A directed graph has a set of nodes N, and a set of relations of the nodes E, edges
What are labels and code in graphs?
You can label nodes with the names or descriptions of the entities they represent. E.g. program regions of assigning statements.
What is a multidimensional graph representation?
You can draw a single diagram to represent more than one directed graph, like extensions of classes or showing a class has an instance of another.

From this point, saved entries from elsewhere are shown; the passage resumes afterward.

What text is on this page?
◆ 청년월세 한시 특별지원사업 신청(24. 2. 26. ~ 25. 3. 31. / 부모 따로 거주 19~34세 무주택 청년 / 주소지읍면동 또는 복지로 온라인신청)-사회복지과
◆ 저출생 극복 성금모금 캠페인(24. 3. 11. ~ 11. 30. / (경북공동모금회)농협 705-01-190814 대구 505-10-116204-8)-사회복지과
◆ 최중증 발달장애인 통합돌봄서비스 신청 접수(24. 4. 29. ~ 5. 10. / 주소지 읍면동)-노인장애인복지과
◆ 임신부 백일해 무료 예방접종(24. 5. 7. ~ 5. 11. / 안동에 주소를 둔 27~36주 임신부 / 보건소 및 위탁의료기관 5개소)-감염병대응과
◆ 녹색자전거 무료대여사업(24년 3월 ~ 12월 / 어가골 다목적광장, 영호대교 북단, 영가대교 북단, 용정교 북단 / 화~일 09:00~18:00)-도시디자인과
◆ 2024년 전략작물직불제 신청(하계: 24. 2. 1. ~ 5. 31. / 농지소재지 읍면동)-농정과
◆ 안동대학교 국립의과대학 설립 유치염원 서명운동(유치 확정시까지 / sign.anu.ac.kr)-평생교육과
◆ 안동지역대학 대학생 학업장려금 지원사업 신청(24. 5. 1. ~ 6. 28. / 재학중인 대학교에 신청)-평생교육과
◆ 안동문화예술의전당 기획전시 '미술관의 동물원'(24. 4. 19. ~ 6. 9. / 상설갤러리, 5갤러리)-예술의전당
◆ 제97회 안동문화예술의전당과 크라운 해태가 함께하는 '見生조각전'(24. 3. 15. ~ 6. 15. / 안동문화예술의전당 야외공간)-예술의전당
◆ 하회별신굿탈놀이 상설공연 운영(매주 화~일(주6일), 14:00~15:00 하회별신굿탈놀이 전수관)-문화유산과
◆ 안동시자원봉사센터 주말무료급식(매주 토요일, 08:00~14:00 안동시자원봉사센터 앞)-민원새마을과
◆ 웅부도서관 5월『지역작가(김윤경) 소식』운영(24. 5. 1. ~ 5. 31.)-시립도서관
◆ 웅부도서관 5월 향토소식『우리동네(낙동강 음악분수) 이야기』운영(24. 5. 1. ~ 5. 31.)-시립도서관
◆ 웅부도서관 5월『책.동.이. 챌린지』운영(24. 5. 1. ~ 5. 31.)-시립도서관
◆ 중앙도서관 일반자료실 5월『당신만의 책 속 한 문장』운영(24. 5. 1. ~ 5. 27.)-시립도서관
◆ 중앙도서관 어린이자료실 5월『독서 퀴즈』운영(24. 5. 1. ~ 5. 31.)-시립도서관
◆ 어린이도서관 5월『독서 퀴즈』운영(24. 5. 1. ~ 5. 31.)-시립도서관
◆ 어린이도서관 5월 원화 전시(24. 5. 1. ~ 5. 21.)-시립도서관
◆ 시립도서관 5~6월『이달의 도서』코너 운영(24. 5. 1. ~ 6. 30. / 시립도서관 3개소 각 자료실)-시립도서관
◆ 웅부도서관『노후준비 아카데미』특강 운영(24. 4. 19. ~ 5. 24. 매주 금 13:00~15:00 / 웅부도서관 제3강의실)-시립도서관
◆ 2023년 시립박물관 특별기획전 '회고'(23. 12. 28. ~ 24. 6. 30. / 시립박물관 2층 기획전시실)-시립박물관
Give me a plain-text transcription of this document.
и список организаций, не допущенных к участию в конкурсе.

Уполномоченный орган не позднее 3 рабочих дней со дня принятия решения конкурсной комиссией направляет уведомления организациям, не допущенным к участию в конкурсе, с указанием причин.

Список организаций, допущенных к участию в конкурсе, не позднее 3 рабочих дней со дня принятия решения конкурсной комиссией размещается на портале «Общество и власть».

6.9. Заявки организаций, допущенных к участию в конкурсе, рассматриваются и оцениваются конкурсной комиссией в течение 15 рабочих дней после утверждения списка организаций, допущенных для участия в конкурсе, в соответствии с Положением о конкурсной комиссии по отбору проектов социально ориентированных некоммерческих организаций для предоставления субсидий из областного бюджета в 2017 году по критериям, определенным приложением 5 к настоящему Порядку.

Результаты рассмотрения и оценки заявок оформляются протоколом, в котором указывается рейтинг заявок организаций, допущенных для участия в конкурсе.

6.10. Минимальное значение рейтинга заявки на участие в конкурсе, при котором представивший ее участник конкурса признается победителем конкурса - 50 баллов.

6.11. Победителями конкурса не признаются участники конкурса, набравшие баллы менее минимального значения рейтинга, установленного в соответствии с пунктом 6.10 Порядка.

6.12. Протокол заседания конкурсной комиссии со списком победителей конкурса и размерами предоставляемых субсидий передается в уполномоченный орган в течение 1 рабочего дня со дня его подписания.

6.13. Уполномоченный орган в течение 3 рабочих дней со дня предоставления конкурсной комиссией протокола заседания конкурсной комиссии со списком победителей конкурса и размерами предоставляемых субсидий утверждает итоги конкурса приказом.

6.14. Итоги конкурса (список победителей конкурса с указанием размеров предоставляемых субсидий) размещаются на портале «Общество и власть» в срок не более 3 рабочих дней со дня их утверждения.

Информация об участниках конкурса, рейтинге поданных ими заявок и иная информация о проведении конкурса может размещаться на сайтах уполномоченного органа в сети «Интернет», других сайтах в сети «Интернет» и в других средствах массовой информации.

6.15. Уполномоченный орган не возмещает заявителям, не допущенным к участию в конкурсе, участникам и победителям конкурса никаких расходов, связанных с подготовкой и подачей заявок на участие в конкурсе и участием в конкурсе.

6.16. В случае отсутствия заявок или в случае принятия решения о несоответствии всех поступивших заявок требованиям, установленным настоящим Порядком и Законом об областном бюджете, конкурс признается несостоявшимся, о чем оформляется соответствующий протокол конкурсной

What is meant by a finite abstraction of behaviour?
An abstraction function suppresses some details of program execution and lumps together execution states that differ with respect to suppressed details but otherwise identical.
What is a Control Flow Graph (intraprocedural)?
Like an activity diagram, but shows regions of code as nodes.
What are the elements of a Control Flow Graph?
Nodes - source code in basic blocks with a single entry and exit point. Statements can be grouped to get a compact model. Statements can also be broken down to model control flow within.
Directed edges - possibility the program execution goes from end of one region DIRECTLY to the beginning of another.
What are Linear Code Sequence and Jumps (LCSJ)?
Subpaths of a control flow graph from one branch to another. There is a lookup table with From, Sequence of blocks, To.
What are interprocedural control flow graphs?
Also called call graphs, they have Nodes that represent procedures (methods, c functions) and Edges that represent CALLS relation. Can often overestimate the CALLS relation. You can have context sensitive graphs that
Why do interprocedural control flow graphs overestimate CALLS relations?
The static graph includes calls through dynamic bindings that never occur in execution.
Context sensitive vs insensitive call graphs?
Sensitive - the most precise type, means that for every procedure the graph contains a node for each call stack the procedure can be activated with. Insensitive - only one node for each procedure.